Grâce et Disgrâce
De l'avocat des animaux aux avocats des sans-papiers
L’actualité offre des collisions involontaires mais pleines de sens. Ainsi est-il question, dans notre démocratie exemplaire, de doter les animaux d’un avocat. Dans l’absolu idéal, pourquoi pas? La qualité d’une société se mesure à l’attention qu’elle prête aux plus faibles, et quoi de plus démunis qu’un écureuil? Une marguerite? Toutefois, ne peut-on pas espérer d’autres priorités? Pour ma part, tant qu’un seul enfant crèvera encore de faim quelque part sur cette planète, je ne comprendrai pas l’urgence de donner des avocats à nos amies les bêtes.
Pour trouver des enfants qui ont faim, il n’y a d’ailleurs pas besoin d’aller jusqu’en Afrique.

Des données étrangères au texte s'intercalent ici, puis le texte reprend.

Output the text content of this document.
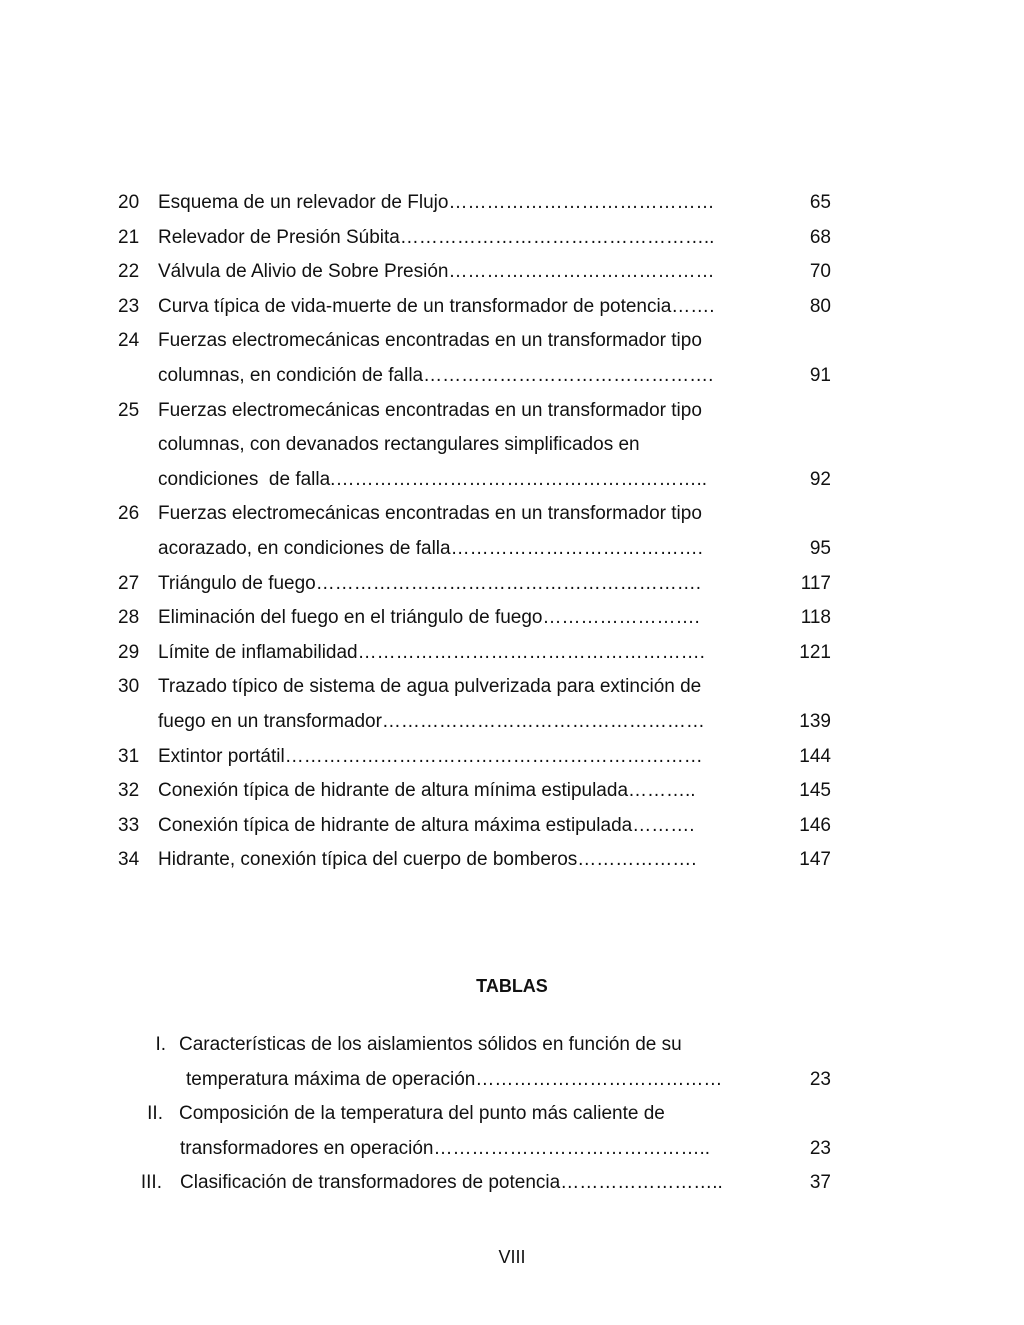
20 Esquema de un relevador de Flujo……………………………………	65
21 Relevador de Presión Súbita…………………………………………..	68
22 Válvula de Alivio de Sobre Presión……………………………………	70
23 Curva típica de vida-muerte de un transformador de potencia…….	80
24 Fuerzas electromecánicas encontradas en un transformador tipo
columnas, en condición de falla……………………………………….	91
25 Fuerzas electromecánicas encontradas en un transformador tipo
columnas, con devanados rectangulares simplificados en
condiciones  de falla.…………………………………………………..	92
26 Fuerzas electromecánicas encontradas en un transformador tipo
acorazado, en condiciones de falla………………………………….	95
27 Triángulo de fuego…………………………………………………….	117
28 Eliminación del fuego en el triángulo de fuego…………………….	118
29 Límite de inflamabilidad……………………………………………….	121
30 Trazado típico de sistema de agua pulverizada para extinción de
fuego en un transformador……………………………………………	139
31 Extintor portátil…………………………………………………………	144
32 Conexión típica de hidrante de altura mínima estipulada………..	145
33 Conexión típica de hidrante de altura máxima estipulada……….	146
34 Hidrante, conexión típica del cuerpo de bomberos……………….	147
TABLAS
I. Características de los aislamientos sólidos en función de su
temperatura máxima de operación…………………………………	23
II. Composición de la temperatura del punto más caliente de
transformadores en operación……………………………………..	23
III. Clasificación de transformadores de potencia……………………..	37
VIII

Si personne sous nos latitudes ne meurt plus du manque de nourriture, il se trouve régulièrement des élèves qui parviennent en classe l’estomac vide. Qui s’en soucie?
D’autres encore suivent les cours avec la boule au ventre, étreints par l’angoisse. Ce sont les enfants de clandestins que nous avons décidé de scolariser, mais qui, sans papiers, sont à la merci d’un contrôle de police.
A cet égard, l’initiative lausannoise consistant à offrir à certains d’entre eux des places d’apprentissage (d’autres étant admis dans les gymnases) aurait mérité beaucoup mieux que les hauts cris légalistes, les indignations électoralement tactiques, qu’on entend depuis une semaine.
Il faut ouvrir les yeux. Les clandestins sont-ils si bien assimilés qu’on ne les remarque même plus dans nos rues? Peut-on décemment laisser grandir ici des milliers de sans-papiers sans jamais reconnaître leur droit à la dignité?
Naguère, ce pays a connu l’inique statut du saisonnier, interdisant le regroupement familial. Plus de vingt ans de luttes associative et politique en sont heureusement venus à bout. Un jour, les sans-papiers seront régularisés et plus considérés comme des sous-hommes.
Médor et Minet peuvent attendre. Il est heureux qu’il se trouve encore des avocats pour les sans-papiers. C’est même l’honneur de ce coin de Suisse d’en compter de nombreux, plus tenaces et persévérants qu’à Berne.